I bianconeri subiscono al Ferraris una rimonta inaspettata da un Genoa più motivato e con una maggiore voglia di vittoria. Nell’appuntamento del giorno dopo tracciamo una riflessione sui principali temi tattici dell’incontro.
MOTIVAZIONI – La Juventus già aritmeticamente in Champions League approccia la gara con i rossoblu con l’idea di poter operare il sorpasso al Napoli al terzo posto. Ma senza perdere di vista il prossimo importante impegno, l’appuntamento dell’11 maggio, con l’Inter. A tale scopo Max Allegri adotta un 11 funzionale alla gestione degli uomini chiave e delle energie. Rientra dal primo minuto Cuadrado, con De Sciglio dall’altra parte e Bonucci e Rugani centrali. Nuova chance da titolare per Miretti affiancato da Arthur e Rabiot. Dybala si riprende il posto sulla trequarti alle spalle di Kean e Vlahovic. Come accaduto spesso in questa stagione, i bianconeri lasciano il pallino del gioco agli avversari e preferiscono serrare i ranghi e ripartire in velocità. Il Genoa si riversa in avanti passando dalla tecnica di Amiri allo strapotere fisico di Portanova e, pur non impegnando Szczesny in grossi interventi, si fa vedere con frequenza dalle sue parti per tutta la prima frazione di gioco. Tanta e tale è la spinta del pubblico di casa che accompagna la manovra dei gialloblu e mina le certezze degli ospiti che la Juventus fa fatica a controllare il gioco, con gli attaccanti serviti sovente spalle alla porta e ben arginati da Bani e Ostigard. Positiva la prestazione di Fabio Miretti, dopo i bei segnali del match con il Verona. Il diciannovenne gioca con la personalità del veterano e si disimpegna bene nei compiti che è chiamato a svolgere: mezz’ala dal primo minuto, poi reg ista con l’ingresso di Zakaria.

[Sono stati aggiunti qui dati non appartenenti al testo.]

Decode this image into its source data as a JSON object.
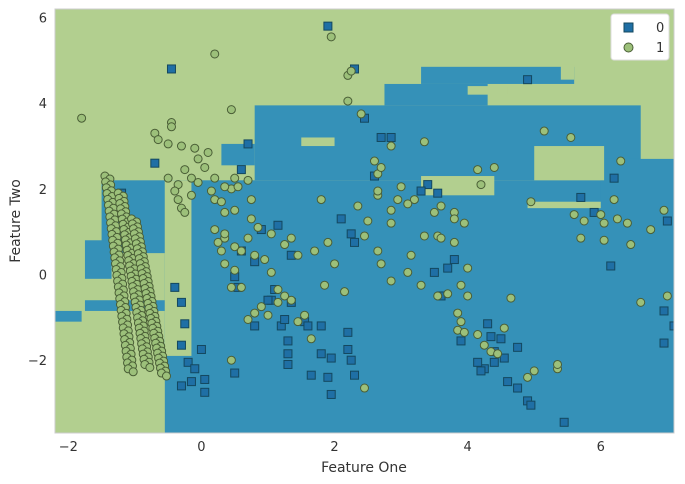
{
  "chart_data": {
    "type": "scatter",
    "title": "",
    "xlabel": "Feature One",
    "ylabel": "Feature Two",
    "xlim": [
      -2.2,
      7.1
    ],
    "ylim": [
      -3.7,
      6.2
    ],
    "xticks": [
      "−2",
      "0",
      "2",
      "4",
      "6"
    ],
    "xtick_values": [
      -2,
      0,
      2,
      4,
      6
    ],
    "yticks": [
      "−2",
      "0",
      "2",
      "4",
      "6"
    ],
    "ytick_values": [
      -2,
      0,
      2,
      4,
      6
    ],
    "grid": false,
    "legend_position": "top-right",
    "background_colors": {
      "class_0_region": "#3591b8",
      "class_1_region": "#b2cf8f"
    },
    "series": [
      {
        "name": "0",
        "marker": "square",
        "color": "#1f6fa5",
        "points": [
          [
            1.9,
            5.8
          ],
          [
            -0.45,
            4.8
          ],
          [
            2.3,
            4.8
          ],
          [
            4.9,
            4.55
          ],
          [
            2.45,
            3.65
          ],
          [
            2.7,
            3.2
          ],
          [
            2.85,
            3.2
          ],
          [
            0.7,
            3.05
          ],
          [
            -0.7,
            2.6
          ],
          [
            0.6,
            2.45
          ],
          [
            -1.2,
            1.9
          ],
          [
            3.4,
            2.1
          ],
          [
            2.6,
            2.3
          ],
          [
            3.55,
            1.9
          ],
          [
            3.3,
            1.95
          ],
          [
            5.7,
            1.8
          ],
          [
            6.2,
            2.25
          ],
          [
            5.9,
            1.45
          ],
          [
            7.0,
            1.25
          ],
          [
            2.1,
            1.3
          ],
          [
            2.25,
            0.95
          ],
          [
            2.3,
            0.75
          ],
          [
            0.9,
            1.05
          ],
          [
            1.15,
            1.15
          ],
          [
            0.6,
            0.55
          ],
          [
            1.35,
            0.45
          ],
          [
            3.8,
            0.35
          ],
          [
            3.7,
            0.15
          ],
          [
            3.5,
            0.05
          ],
          [
            6.15,
            0.2
          ],
          [
            3.6,
            -0.5
          ],
          [
            0.5,
            -0.05
          ],
          [
            0.55,
            -0.3
          ],
          [
            0.8,
            0.3
          ],
          [
            1.05,
            -0.6
          ],
          [
            1.0,
            -0.6
          ],
          [
            1.35,
            -0.65
          ],
          [
            1.1,
            -0.35
          ],
          [
            0.8,
            -1.2
          ],
          [
            1.2,
            -1.2
          ],
          [
            1.25,
            -1.05
          ],
          [
            1.55,
            -1.1
          ],
          [
            1.6,
            -1.2
          ],
          [
            1.8,
            -1.2
          ],
          [
            -0.4,
            -0.3
          ],
          [
            -0.3,
            -0.65
          ],
          [
            -0.25,
            -1.15
          ],
          [
            -0.3,
            -1.65
          ],
          [
            -0.2,
            -2.05
          ],
          [
            -0.1,
            -2.2
          ],
          [
            -0.15,
            -2.5
          ],
          [
            0.05,
            -2.45
          ],
          [
            0.05,
            -2.75
          ],
          [
            -0.3,
            -2.6
          ],
          [
            0.0,
            -1.75
          ],
          [
            1.3,
            -1.55
          ],
          [
            1.3,
            -1.85
          ],
          [
            1.3,
            -2.1
          ],
          [
            1.8,
            -1.85
          ],
          [
            1.95,
            -1.95
          ],
          [
            1.9,
            -2.4
          ],
          [
            1.95,
            -2.8
          ],
          [
            2.2,
            -1.35
          ],
          [
            2.2,
            -1.75
          ],
          [
            2.25,
            -2.0
          ],
          [
            2.3,
            -2.35
          ],
          [
            3.9,
            -1.55
          ],
          [
            4.3,
            -1.15
          ],
          [
            4.35,
            -1.45
          ],
          [
            4.4,
            -1.8
          ],
          [
            4.4,
            -2.05
          ],
          [
            4.5,
            -1.5
          ],
          [
            4.55,
            -1.95
          ],
          [
            4.6,
            -2.5
          ],
          [
            4.75,
            -2.65
          ],
          [
            4.75,
            -1.7
          ],
          [
            4.9,
            -2.95
          ],
          [
            4.95,
            -3.05
          ],
          [
            5.45,
            -3.45
          ],
          [
            4.25,
            -2.2
          ],
          [
            4.15,
            -2.05
          ],
          [
            6.95,
            -0.85
          ],
          [
            7.1,
            -1.2
          ],
          [
            6.95,
            -1.6
          ],
          [
            1.65,
            -2.35
          ],
          [
            0.5,
            -2.3
          ],
          [
            4.2,
            -2.25
          ]
        ]
      },
      {
        "name": "1",
        "marker": "circle",
        "color": "#9cc07a",
        "points": [
          [
            1.95,
            5.55
          ],
          [
            2.2,
            4.65
          ],
          [
            2.25,
            4.75
          ],
          [
            0.2,
            5.15
          ],
          [
            -1.8,
            3.65
          ],
          [
            -0.45,
            3.55
          ],
          [
            -0.45,
            3.45
          ],
          [
            0.45,
            3.85
          ],
          [
            2.2,
            4.05
          ],
          [
            2.4,
            3.75
          ],
          [
            3.35,
            3.1
          ],
          [
            2.85,
            3.0
          ],
          [
            2.6,
            2.65
          ],
          [
            2.65,
            2.35
          ],
          [
            2.7,
            2.5
          ],
          [
            -0.7,
            3.3
          ],
          [
            -0.65,
            3.15
          ],
          [
            -0.5,
            3.05
          ],
          [
            -0.3,
            3.0
          ],
          [
            -0.1,
            2.95
          ],
          [
            0.1,
            2.85
          ],
          [
            -0.05,
            2.7
          ],
          [
            0.05,
            2.5
          ],
          [
            -0.25,
            2.45
          ],
          [
            -0.15,
            2.25
          ],
          [
            -0.5,
            2.25
          ],
          [
            -0.35,
            2.1
          ],
          [
            -0.05,
            2.15
          ],
          [
            0.2,
            2.25
          ],
          [
            0.5,
            2.25
          ],
          [
            0.45,
            2.0
          ],
          [
            0.35,
            2.05
          ],
          [
            0.55,
            2.05
          ],
          [
            0.7,
            2.2
          ],
          [
            0.75,
            1.75
          ],
          [
            -0.4,
            1.95
          ],
          [
            -0.35,
            1.75
          ],
          [
            -0.3,
            1.55
          ],
          [
            -0.25,
            1.45
          ],
          [
            -0.15,
            1.85
          ],
          [
            0.15,
            1.95
          ],
          [
            0.2,
            1.75
          ],
          [
            0.3,
            1.7
          ],
          [
            0.35,
            1.45
          ],
          [
            0.5,
            1.5
          ],
          [
            0.75,
            1.3
          ],
          [
            0.85,
            1.1
          ],
          [
            1.05,
            0.95
          ],
          [
            0.35,
            0.85
          ],
          [
            0.2,
            1.05
          ],
          [
            0.35,
            0.95
          ],
          [
            0.25,
            0.75
          ],
          [
            0.3,
            0.55
          ],
          [
            0.5,
            0.65
          ],
          [
            0.6,
            0.55
          ],
          [
            0.7,
            0.85
          ],
          [
            0.8,
            0.45
          ],
          [
            0.95,
            0.35
          ],
          [
            1.05,
            0.05
          ],
          [
            1.25,
            0.7
          ],
          [
            1.35,
            0.85
          ],
          [
            1.45,
            0.45
          ],
          [
            1.15,
            -0.35
          ],
          [
            1.25,
            -0.5
          ],
          [
            1.35,
            -0.6
          ],
          [
            1.45,
            -1.1
          ],
          [
            1.55,
            -0.95
          ],
          [
            1.65,
            -1.5
          ],
          [
            0.9,
            -0.75
          ],
          [
            1.0,
            -0.95
          ],
          [
            1.15,
            -0.65
          ],
          [
            0.8,
            -0.9
          ],
          [
            0.7,
            -1.05
          ],
          [
            0.6,
            -0.3
          ],
          [
            0.45,
            -0.3
          ],
          [
            0.5,
            0.1
          ],
          [
            0.35,
            0.25
          ],
          [
            1.85,
            -0.25
          ],
          [
            1.8,
            1.75
          ],
          [
            2.95,
            1.75
          ],
          [
            2.85,
            1.5
          ],
          [
            2.65,
            1.85
          ],
          [
            2.65,
            1.95
          ],
          [
            3.0,
            2.05
          ],
          [
            3.2,
            1.75
          ],
          [
            3.1,
            1.65
          ],
          [
            3.6,
            1.6
          ],
          [
            3.5,
            1.45
          ],
          [
            3.8,
            1.45
          ],
          [
            3.8,
            1.3
          ],
          [
            3.95,
            1.2
          ],
          [
            3.55,
            0.9
          ],
          [
            3.8,
            0.75
          ],
          [
            3.35,
            0.9
          ],
          [
            3.6,
            0.85
          ],
          [
            3.15,
            0.45
          ],
          [
            3.1,
            0.05
          ],
          [
            2.7,
            0.25
          ],
          [
            2.85,
            -0.15
          ],
          [
            3.3,
            -0.25
          ],
          [
            3.55,
            -0.5
          ],
          [
            3.7,
            -0.45
          ],
          [
            3.9,
            -0.25
          ],
          [
            4.0,
            0.15
          ],
          [
            4.0,
            -0.5
          ],
          [
            3.85,
            -0.9
          ],
          [
            3.9,
            -1.1
          ],
          [
            3.85,
            -1.3
          ],
          [
            3.95,
            -1.35
          ],
          [
            4.15,
            -1.4
          ],
          [
            4.25,
            -1.65
          ],
          [
            4.35,
            -1.8
          ],
          [
            4.45,
            -1.85
          ],
          [
            4.55,
            -1.25
          ],
          [
            4.65,
            -0.55
          ],
          [
            4.9,
            -2.4
          ],
          [
            5.0,
            -2.25
          ],
          [
            5.35,
            -2.2
          ],
          [
            5.35,
            -2.1
          ],
          [
            5.15,
            3.35
          ],
          [
            5.55,
            3.2
          ],
          [
            4.95,
            1.7
          ],
          [
            5.6,
            1.4
          ],
          [
            5.7,
            0.85
          ],
          [
            5.75,
            1.25
          ],
          [
            6.0,
            1.4
          ],
          [
            6.05,
            1.2
          ],
          [
            6.2,
            1.75
          ],
          [
            6.3,
            2.65
          ],
          [
            6.25,
            1.3
          ],
          [
            6.4,
            1.2
          ],
          [
            6.05,
            0.8
          ],
          [
            6.45,
            0.7
          ],
          [
            6.75,
            1.05
          ],
          [
            6.95,
            1.5
          ],
          [
            6.6,
            -0.65
          ],
          [
            7.0,
            -0.5
          ],
          [
            4.15,
            2.45
          ],
          [
            4.4,
            2.5
          ],
          [
            4.2,
            2.1
          ],
          [
            2.85,
            1.2
          ],
          [
            2.5,
            1.25
          ],
          [
            2.45,
            0.9
          ],
          [
            2.65,
            0.55
          ],
          [
            2.15,
            -0.4
          ],
          [
            2.0,
            0.25
          ],
          [
            1.9,
            0.75
          ],
          [
            1.7,
            0.55
          ],
          [
            0.45,
            -2.0
          ],
          [
            2.45,
            -2.65
          ],
          [
            2.35,
            1.6
          ]
        ]
      }
    ],
    "bands": [
      {
        "x": [
          -1.45,
          -1.1
        ],
        "y0": -1.95,
        "slope": -3.7,
        "n": 34,
        "y_range": [
          -2.2,
          2.3
        ]
      },
      {
        "x": [
          -1.25,
          -0.85
        ],
        "y0": -1.25,
        "slope": -3.6,
        "n": 34,
        "y_range": [
          -2.1,
          1.9
        ]
      },
      {
        "x": [
          -1.05,
          -0.6
        ],
        "y0": -0.55,
        "slope": -3.5,
        "n": 32,
        "y_range": [
          -2.3,
          1.3
        ]
      }
    ]
  }
}
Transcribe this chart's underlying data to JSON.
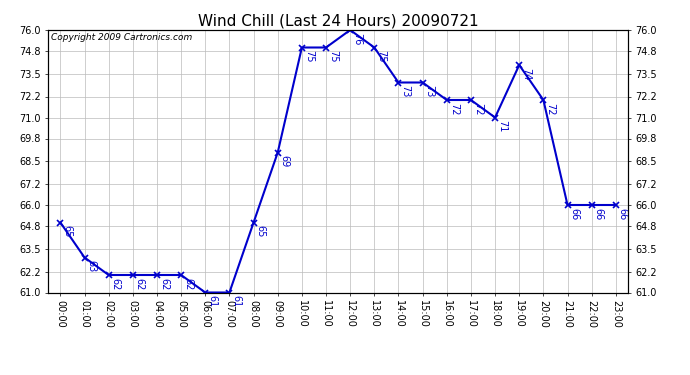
{
  "title": "Wind Chill (Last 24 Hours) 20090721",
  "copyright": "Copyright 2009 Cartronics.com",
  "hours": [
    "00:00",
    "01:00",
    "02:00",
    "03:00",
    "04:00",
    "05:00",
    "06:00",
    "07:00",
    "08:00",
    "09:00",
    "10:00",
    "11:00",
    "12:00",
    "13:00",
    "14:00",
    "15:00",
    "16:00",
    "17:00",
    "18:00",
    "19:00",
    "20:00",
    "21:00",
    "22:00",
    "23:00"
  ],
  "values": [
    65,
    63,
    62,
    62,
    62,
    62,
    61,
    61,
    65,
    69,
    75,
    75,
    76,
    75,
    73,
    73,
    72,
    72,
    71,
    74,
    72,
    66,
    66,
    66
  ],
  "ylim_min": 61.0,
  "ylim_max": 76.0,
  "yticks": [
    61.0,
    62.2,
    63.5,
    64.8,
    66.0,
    67.2,
    68.5,
    69.8,
    71.0,
    72.2,
    73.5,
    74.8,
    76.0
  ],
  "line_color": "#0000cc",
  "marker_color": "#0000cc",
  "bg_color": "#ffffff",
  "grid_color": "#bbbbbb",
  "title_fontsize": 11,
  "tick_fontsize": 7,
  "label_fontsize": 7,
  "copyright_fontsize": 6.5
}
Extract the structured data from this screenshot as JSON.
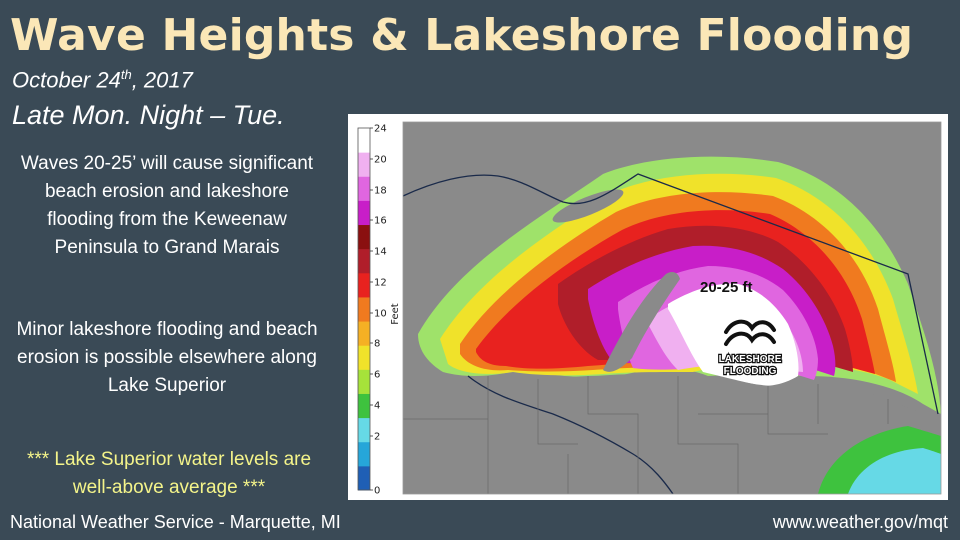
{
  "header": {
    "title": "Wave Heights & Lakeshore Flooding",
    "date_main": "October 24",
    "date_suffix": "th",
    "date_year": ", 2017",
    "period": "Late Mon. Night – Tue."
  },
  "text": {
    "paragraph1": "Waves 20-25’ will cause significant beach erosion and lakeshore flooding from the Keweenaw Peninsula to Grand Marais",
    "paragraph2": "Minor lakeshore flooding and beach erosion is possible elsewhere along Lake Superior",
    "note": "*** Lake Superior water levels are well-above average ***"
  },
  "footer": {
    "left": "National Weather Service - Marquette, MI",
    "right": "www.weather.gov/mqt"
  },
  "map": {
    "colorbar_unit": "Feet",
    "colorbar_ticks": [
      "24",
      "20",
      "18",
      "16",
      "14",
      "12",
      "10",
      "8",
      "6",
      "4",
      "2",
      "0"
    ],
    "colorbar_colors": [
      "#1f5fb5",
      "#26a6d9",
      "#66d9e6",
      "#3ec23e",
      "#a6e23a",
      "#f0e22a",
      "#f5b024",
      "#f07a1f",
      "#e8221f",
      "#b01e2a",
      "#8a1010",
      "#c81ec8",
      "#e066e0",
      "#f0b0f0",
      "#ffffff"
    ],
    "callout_label": "20-25 ft",
    "badge_line1": "LAKESHORE",
    "badge_line2": "FLOODING",
    "land_color": "#8a8a8a",
    "peak_color": "#ffffff"
  }
}
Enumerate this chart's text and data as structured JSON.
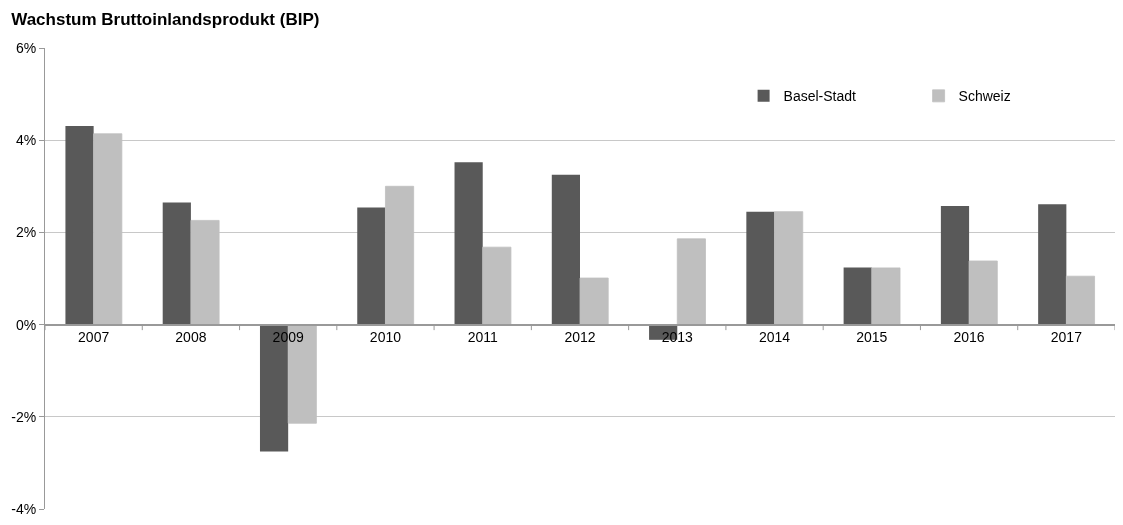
{
  "chart_data": {
    "type": "bar",
    "title": "Wachstum Bruttoinlandsprodukt (BIP)",
    "categories": [
      "2007",
      "2008",
      "2009",
      "2010",
      "2011",
      "2012",
      "2013",
      "2014",
      "2015",
      "2016",
      "2017"
    ],
    "series": [
      {
        "name": "Basel-Stadt",
        "color": "#595959",
        "values": [
          4.31,
          2.65,
          -2.75,
          2.54,
          3.52,
          3.25,
          -0.33,
          2.45,
          1.24,
          2.57,
          2.61
        ]
      },
      {
        "name": "Schweiz",
        "color": "#bfbfbf",
        "values": [
          4.14,
          2.26,
          -2.14,
          3.0,
          1.68,
          1.01,
          1.86,
          2.45,
          1.23,
          1.38,
          1.05
        ]
      }
    ],
    "ylim": [
      -4,
      6
    ],
    "yticks": [
      {
        "value": -4,
        "label": "-4%"
      },
      {
        "value": -2,
        "label": "-2%"
      },
      {
        "value": 0,
        "label": "0%"
      },
      {
        "value": 2,
        "label": "2%"
      },
      {
        "value": 4,
        "label": "4%"
      },
      {
        "value": 6,
        "label": "6%"
      }
    ],
    "grid": "y",
    "legend": "top right"
  }
}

LE FASI DELLA GARA – L’andamento dell’incontro si può riassumere in tre distinti momenti: ad un primo tempo di sostanziale equilibrio è seguita una ripresa che nei primi 20 minuti ha visto il gioco essere condotto dalla scuola di Massimiliano Allegri, poi l’imprevedibile reazione finale dei genoani che hanno ribaltato risultato e ogni previsione. In ciascuna fase comunque, il Grifone ha dato la sensazione di poter impensierire i bianconeri, con la testa già alla finale di Coppa Italia. A far pendere l’ago della bilancia dalla parte degli uomini di Blessin, sono stati almeno due fattori: il duello sulle fasce e le occasioni sciupate. Per buona parte dell’incontro, è soprattutto nei decisivi momenti finali, la Juventus è venuta meno negli interpreti laterali. Cuadrado, in evidente ritardo di condizione, è stato schierato al solo scopo di far mettere minuti preziosi nelle gambe. La sua prestazione anonima ne è la dimostrazione. L’omologo dalla fascia opposta, De Sciglio, fa anche peggio. Prima non legge il prevedibile filtrante di Amiri in occasione del pari rossoblu, poi tocca Yeboah e manda Criscito sul dischetto per il definitivo 2-1. Le note liete giungono da un Dybala, purtroppo predicatore nel deserto, poi sostituito – crediamo – per la medesima logica della gestione sparagnina delle risorse. La Juventus ha anche prodotto interessanti situazioni offensive una volta superata l’avvolgente ragnatela genoana per vie centrali. Ma ieri sera Moise Kean ha fallito comode occasioni che andavano sfruttate meglio. Dal colpo di testa alto sullo 0-0 a numerose palle gol per il raddoppio fino alla clamorosa chance di firmare l’1-2 immediatamente successiva al pareggio del Genoa. In quest’ultimo caso il subentrato Morata aveva fatto ripartire la squadra e servito a Kean un cioccolatino da scartare con la porta sguarnita. Tanta imprecisione non è rimasta impunita e la Juventus è uscita dal Ferraris con la beffa finale. Non è una sconfitta che fa particolarmente male ai fini di una classifica che fa ormai poco altri da dire, ma i bianconeri non arrivano di certo al big match con l’Inter nel migliore dei modi. Si poteva fare molto di più.